Дело Габриэля Тироша
Шрифт:
Мечты Айи слушать снова уроки истории Габриэля Тироша осуществились. Ей, как и многим из нас, семиклассников, надоело безделье, мы соскучились по ежедневной учебе, по домашним заданиям. Мы даже были согласны с тем, что времени для развлечений оставалось все меньше. Вообще, я вдруг понял, что стремление к серьезной деятельности, которая может заполнить собой жизнь, стало для нас важнее поиска удовольствий.
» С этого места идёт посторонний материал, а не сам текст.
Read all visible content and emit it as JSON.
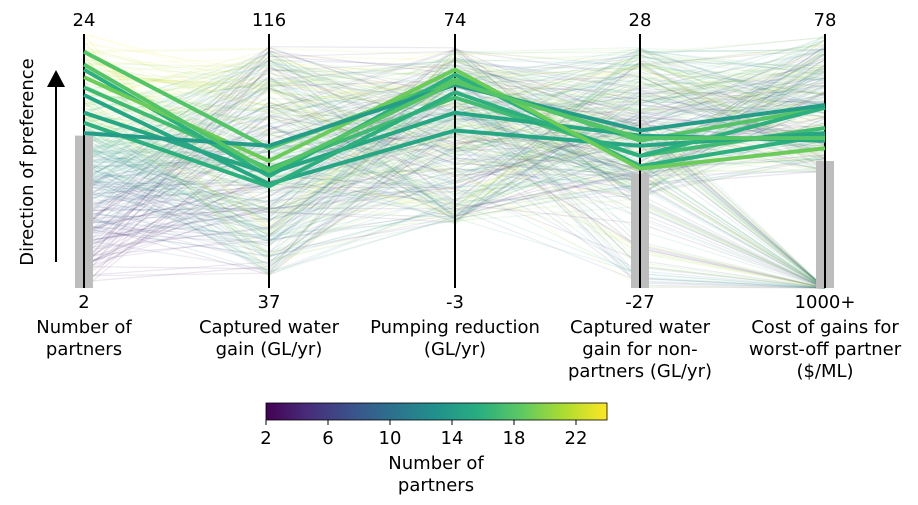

Лишь тот способен достойно заниматься делом, требующим полной отдачи, всех душевных и физических сил, кто смолоду готов к нему. А развлечения, от которых ждешь столько приятного, занимают, как правило, не так уж много времени. Как это не странно на первый взгляд, молодежь благодарна тому, кто не оставляет
Однако мы вернулись на школьные скамьи, уже не такими, какими их покинули. К огорчению учителей, взросление привело и к определенному ослаблению интереса к учебе. И не то, чтобы мы манкировали учебой и приготовлением домашних заданий. Казалось, в нашем отношении к учителям появилось пренебрежение, словно уровень резко снизился и лишил их истинного авторитета.
Быть может, это случилось потому, что ученики столкнулись с военной субординацией, которая была намного жестче школьной. А может оттого, что им довелось участвовать в событиях, более важных, чем учебные предметы.
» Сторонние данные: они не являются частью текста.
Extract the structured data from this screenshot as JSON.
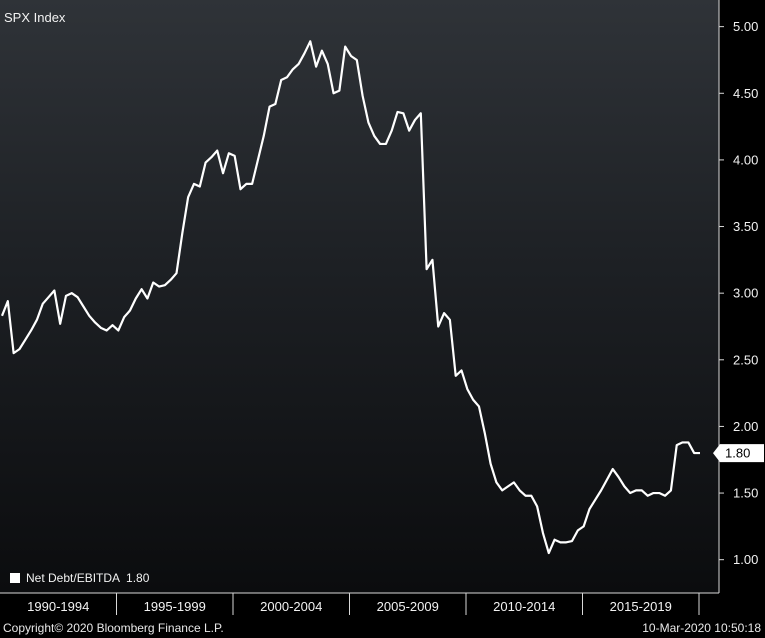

Я же это объяснял по-своему. Дни и ночи, которые мы проводили вне семейных и школьных рамок, сделали из нас «сабр» со всеми их признаками и оттенками. И на фоне культового отношения к «сабре», уроженцу и защитнику еврейской Палестины, особенно ярко проявлялась «галутская» психология учителей, и стена отчуждения между нами и ними становилась все непреодолимей. Мы вернулись в те же классные стены с множеством новых выражений, острых словечек, опытом влюбленностей и мужества, о котором рассказывали нам старшие товарищи, и встретили пожилых евреев, которые проповедовали нам устаревшие правила морали старыми голосами. Можно было заранее себе представить результаты этой встречи.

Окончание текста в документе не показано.